Brian, Chris, thank you for your efforts.
I took a look at the latest sent encap info and I want to bring in discussion the way how some gateways are announced.
route addprivate 44.24.240/20 encap 44.24.221.1
Now this one is ok. The gateway (44.24.221.1) is BGP announced, but not in the encap file. Everything ok and working.
Now to the other two IMHO are wrong:
route addprivate 44.151.94.28/32 encap 44.151.94.28
So this host expects to get encapsulated traffic to a gateway which is the host itself. This leeds to a routing loop and is not possible with a regular setup.

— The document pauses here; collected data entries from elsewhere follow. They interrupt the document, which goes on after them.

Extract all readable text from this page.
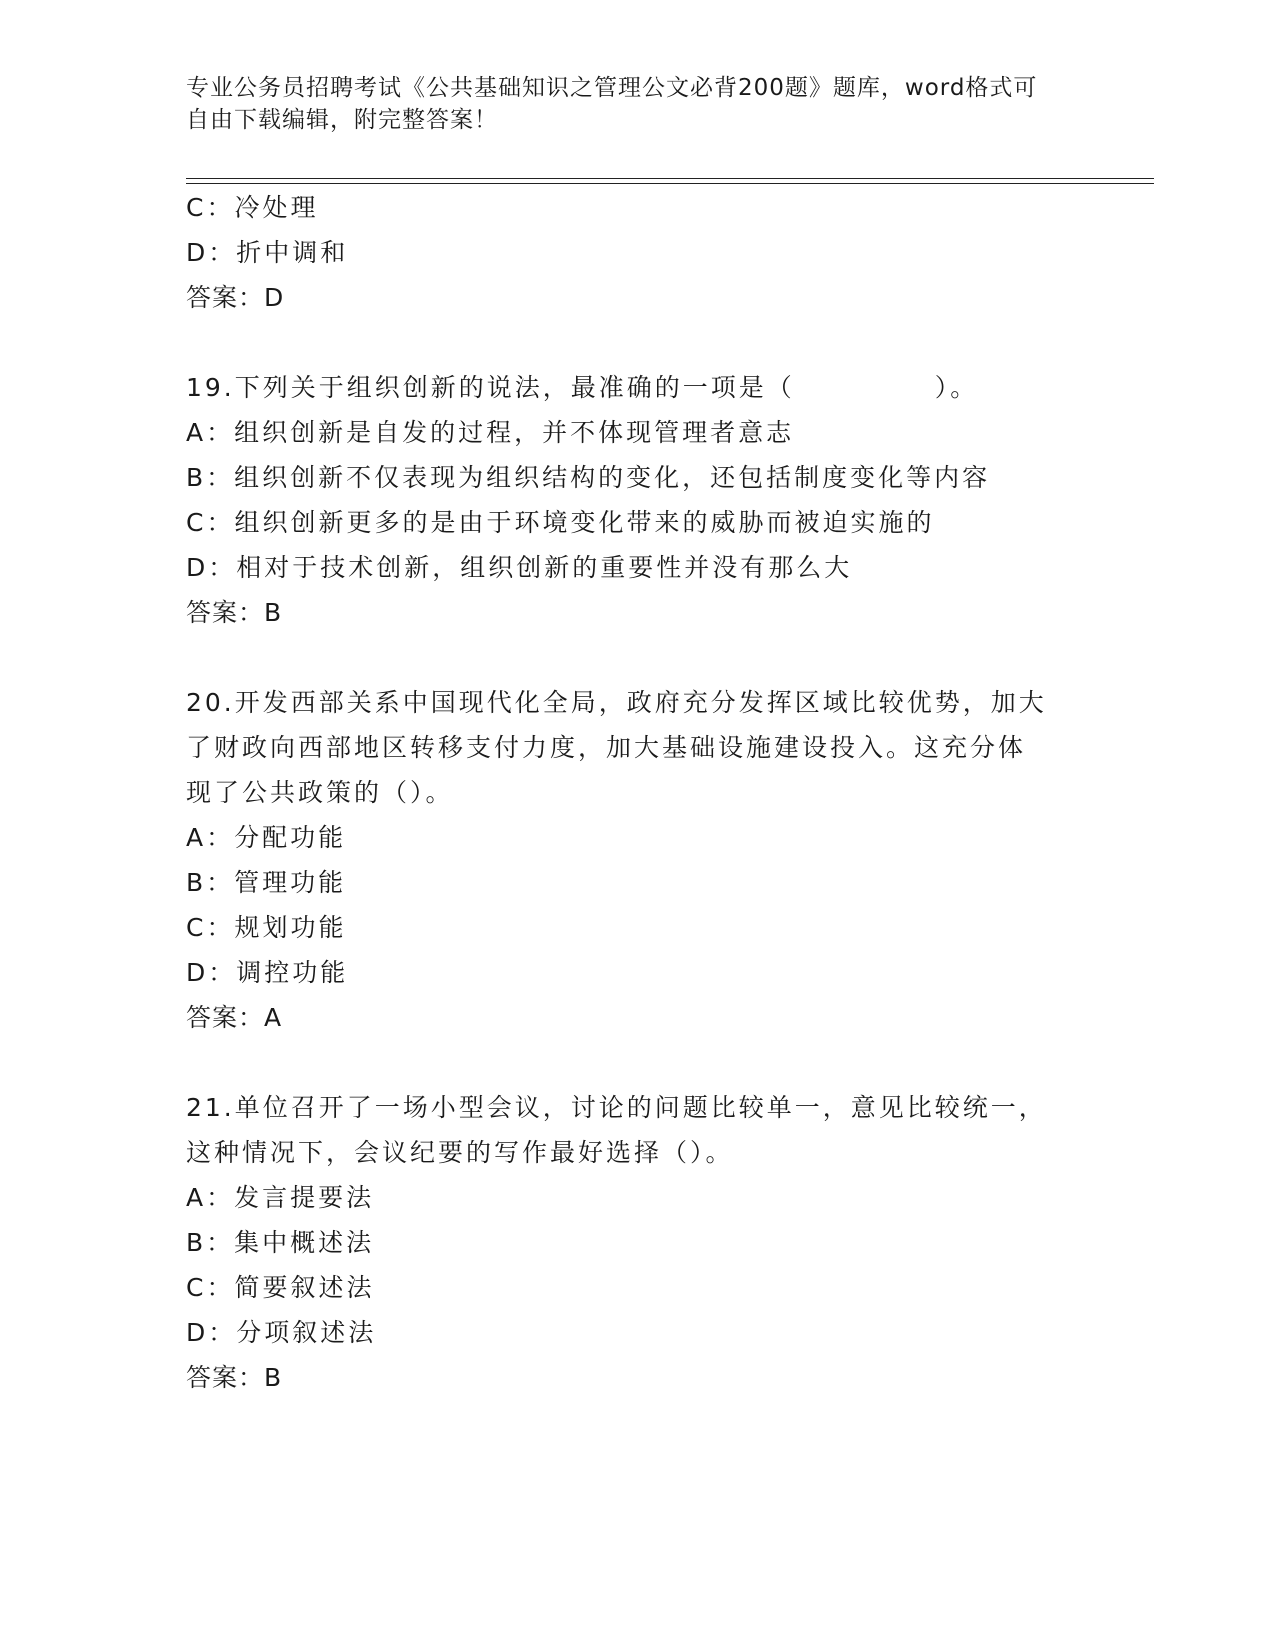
专业公务员招聘考试《公共基础知识之管理公文必背200题》题库，word格式可
自由下载编辑，附完整答案！
C：冷处理
D：折中调和
答案：D
19.下列关于组织创新的说法，最准确的一项是（　　　　　）。
A：组织创新是自发的过程，并不体现管理者意志
B：组织创新不仅表现为组织结构的变化，还包括制度变化等内容
C：组织创新更多的是由于环境变化带来的威胁而被迫实施的
D：相对于技术创新，组织创新的重要性并没有那么大
答案：B
20.开发西部关系中国现代化全局，政府充分发挥区域比较优势，加大
了财政向西部地区转移支付力度，加大基础设施建设投入。这充分体
现了公共政策的（）。
A：分配功能
B：管理功能
C：规划功能
D：调控功能
答案：A
21.单位召开了一场小型会议，讨论的问题比较单一，意见比较统一，
这种情况下，会议纪要的写作最好选择（）。
A：发言提要法
B：集中概述法
C：简要叙述法
D：分项叙述法
答案：B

This encap entry is in fact plain and simple useless: It states 'you can reach me via me' which gives not much information.

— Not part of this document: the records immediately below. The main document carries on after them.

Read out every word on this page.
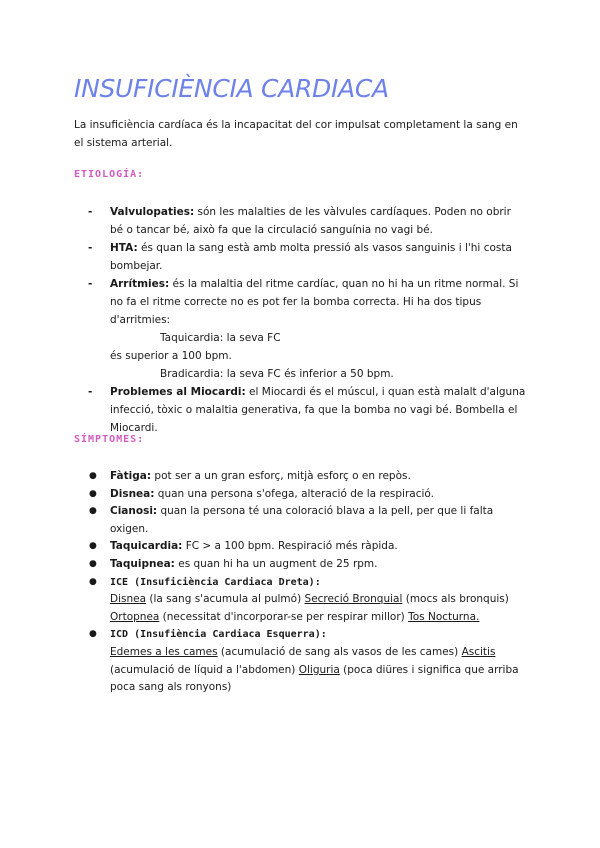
INSUFICIÈNCIA CARDIACA

La insuficiència cardíaca és la incapacitat del cor impulsat completament la sang en el sistema arterial.

ETIOLOGÍA:
- Valvulopaties: són les malalties de les vàlvules cardíaques. Poden no obrir bé o tancar bé, això fa que la circulació sanguínia no vagi bé.
- HTA: és quan la sang està amb molta pressió als vasos sanguinis i l'hi costa bombejar.
- Arrítmies: és la malaltia del ritme cardíac, quan no hi ha un ritme normal. Si no fa el ritme correcte no es pot fer la bomba correcta. Hi ha dos tipus d'arritmies:
Taquicardia: la seva FC
és superior a 100 bpm.
Bradicardia: la seva FC és inferior a 50 bpm.
- Problemes al Miocardi: el Miocardi és el múscul, i quan està malalt d'alguna infecció, tòxic o malaltia generativa, fa que la bomba no vagi bé. Bombella el Miocardi.
SÍMPTOMES:
● Fàtiga: pot ser a un gran esforç, mitjà esforç o en repòs.
● Disnea: quan una persona s'ofega, alteració de la respiració.
● Cianosi: quan la persona té una coloració blava a la pell, per que li falta oxigen.
● Taquicardia: FC > a 100 bpm. Respiració més ràpida.
● Taquipnea: es quan hi ha un augment de 25 rpm.
● ICE (Insuficiència Cardiaca Dreta):
Disnea (la sang s'acumula al pulmó) Secreció Bronquial (mocs als bronquis)
Ortopnea (necessitat d'incorporar-se per respirar millor) Tos Nocturna.
● ICD (Insufiència Cardiaca Esquerra):
Edemes a les cames (acumulació de sang als vasos de les cames) Ascitis (acumulació de líquid a l'abdomen) Oliguria (poca diüres i significa que arriba poca sang als ronyons)
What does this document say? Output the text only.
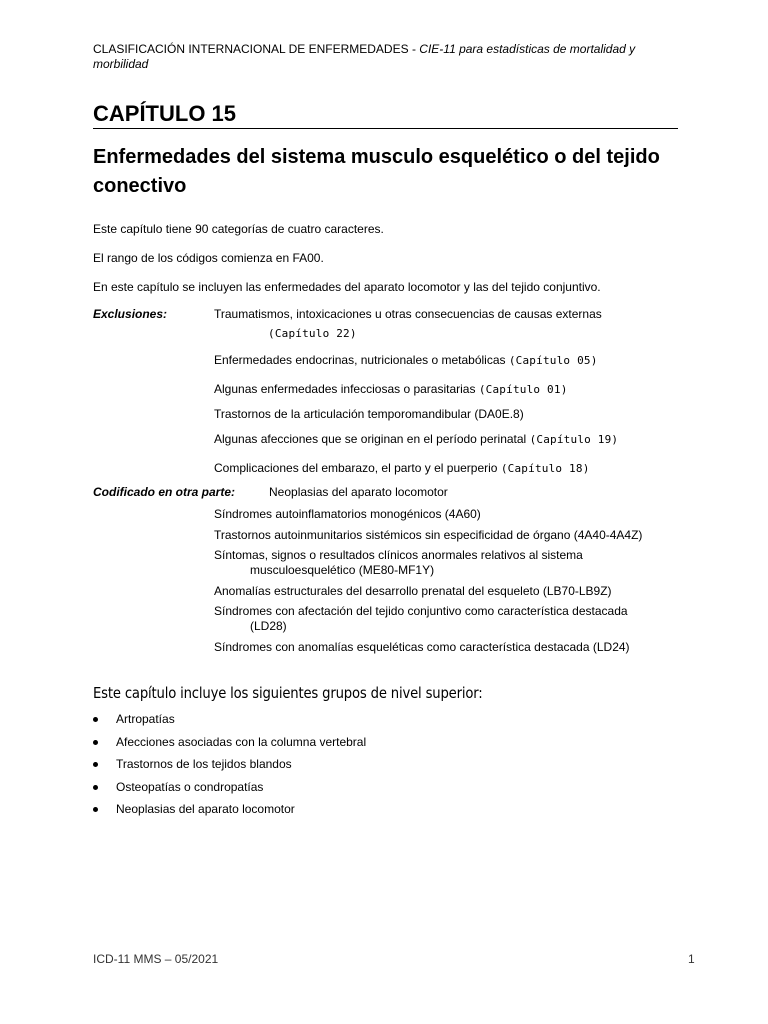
CLASIFICACIÓN INTERNACIONAL DE ENFERMEDADES - CIE-11 para estadísticas de mortalidad y morbilidad
CAPÍTULO 15
Enfermedades del sistema musculo esquelético o del tejido conectivo
Este capítulo tiene 90 categorías de cuatro caracteres.
El rango de los códigos comienza en FA00.
En este capítulo se incluyen las enfermedades del aparato locomotor y las del tejido conjuntivo.
Exclusiones:	Traumatismos, intoxicaciones u otras consecuencias de causas externas
(Capítulo 22)
Enfermedades endocrinas, nutricionales o metabólicas (Capítulo 05)
Algunas enfermedades infecciosas o parasitarias (Capítulo 01)
Trastornos de la articulación temporomandibular (DA0E.8)
Algunas afecciones que se originan en el período perinatal (Capítulo 19)
Complicaciones del embarazo, el parto y el puerperio (Capítulo 18)
Codificado en otra parte:	Neoplasias del aparato locomotor
Síndromes autoinflamatorios monogénicos (4A60)
Trastornos autoinmunitarios sistémicos sin especificidad de órgano (4A40-4A4Z)
Síntomas, signos o resultados clínicos anormales relativos al sistema
musculoesquelético (ME80-MF1Y)
Anomalías estructurales del desarrollo prenatal del esqueleto (LB70-LB9Z)
Síndromes con afectación del tejido conjuntivo como característica destacada
(LD28)
Síndromes con anomalías esqueléticas como característica destacada (LD24)
Este capítulo incluye los siguientes grupos de nivel superior:
Artropatías
Afecciones asociadas con la columna vertebral
Trastornos de los tejidos blandos
Osteopatías o condropatías
Neoplasias del aparato locomotor
ICD-11 MMS – 05/2021	1
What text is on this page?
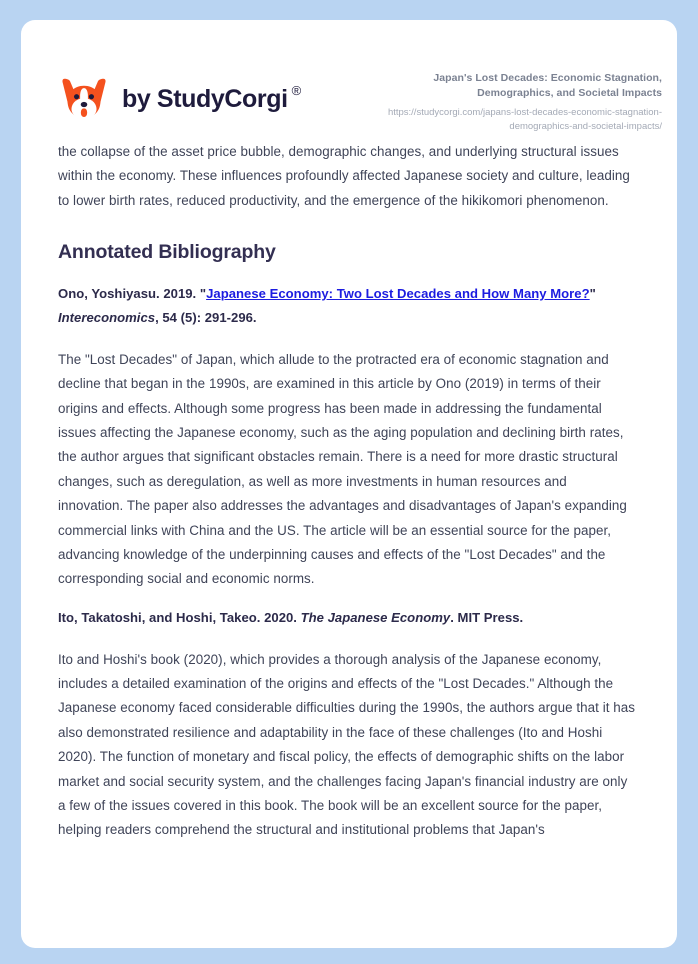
by StudyCorgi ®
Japan's Lost Decades: Economic Stagnation, Demographics, and Societal Impacts
https://studycorgi.com/japans-lost-decades-economic-stagnation-demographics-and-societal-impacts/

the collapse of the asset price bubble, demographic changes, and underlying structural issues within the economy. These influences profoundly affected Japanese society and culture, leading to lower birth rates, reduced productivity, and the emergence of the hikikomori phenomenon.

Annotated Bibliography

Ono, Yoshiyasu. 2019. "Japanese Economy: Two Lost Decades and How Many More?" Intereconomics, 54 (5): 291-296.

The "Lost Decades" of Japan, which allude to the protracted era of economic stagnation and decline that began in the 1990s, are examined in this article by Ono (2019) in terms of their origins and effects. Although some progress has been made in addressing the fundamental issues affecting the Japanese economy, such as the aging population and declining birth rates, the author argues that significant obstacles remain. There is a need for more drastic structural changes, such as deregulation, as well as more investments in human resources and innovation. The paper also addresses the advantages and disadvantages of Japan's expanding commercial links with China and the US. The article will be an essential source for the paper, advancing knowledge of the underpinning causes and effects of the "Lost Decades" and the corresponding social and economic norms.

Ito, Takatoshi, and Hoshi, Takeo. 2020. The Japanese Economy. MIT Press.

Ito and Hoshi's book (2020), which provides a thorough analysis of the Japanese economy, includes a detailed examination of the origins and effects of the "Lost Decades." Although the Japanese economy faced considerable difficulties during the 1990s, the authors argue that it has also demonstrated resilience and adaptability in the face of these challenges (Ito and Hoshi 2020). The function of monetary and fiscal policy, the effects of demographic shifts on the labor market and social security system, and the challenges facing Japan's financial industry are only a few of the issues covered in this book. The book will be an excellent source for the paper, helping readers comprehend the structural and institutional problems that Japan's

route addprivate 44.140/16 encap 44.140.0.1
The same applies to the above, just that the whole subnet is routed to a gateway which is part of that subnet itself.
The idea is that a route can not point to a gateway for which the route is resolved by the route itself. It may be said that those are BGP routed subnets and the gateway is directly reacheable. But the routing is resolved by the route with the most specific netmask. In this case exactly the one which defines the host (or subnet) itself. Unless there is a mechanism available to mark those gateways and create a higher priority route to them so they can be reached directly, this is not functional.
Please comment on a possible sollution/approach on those setups.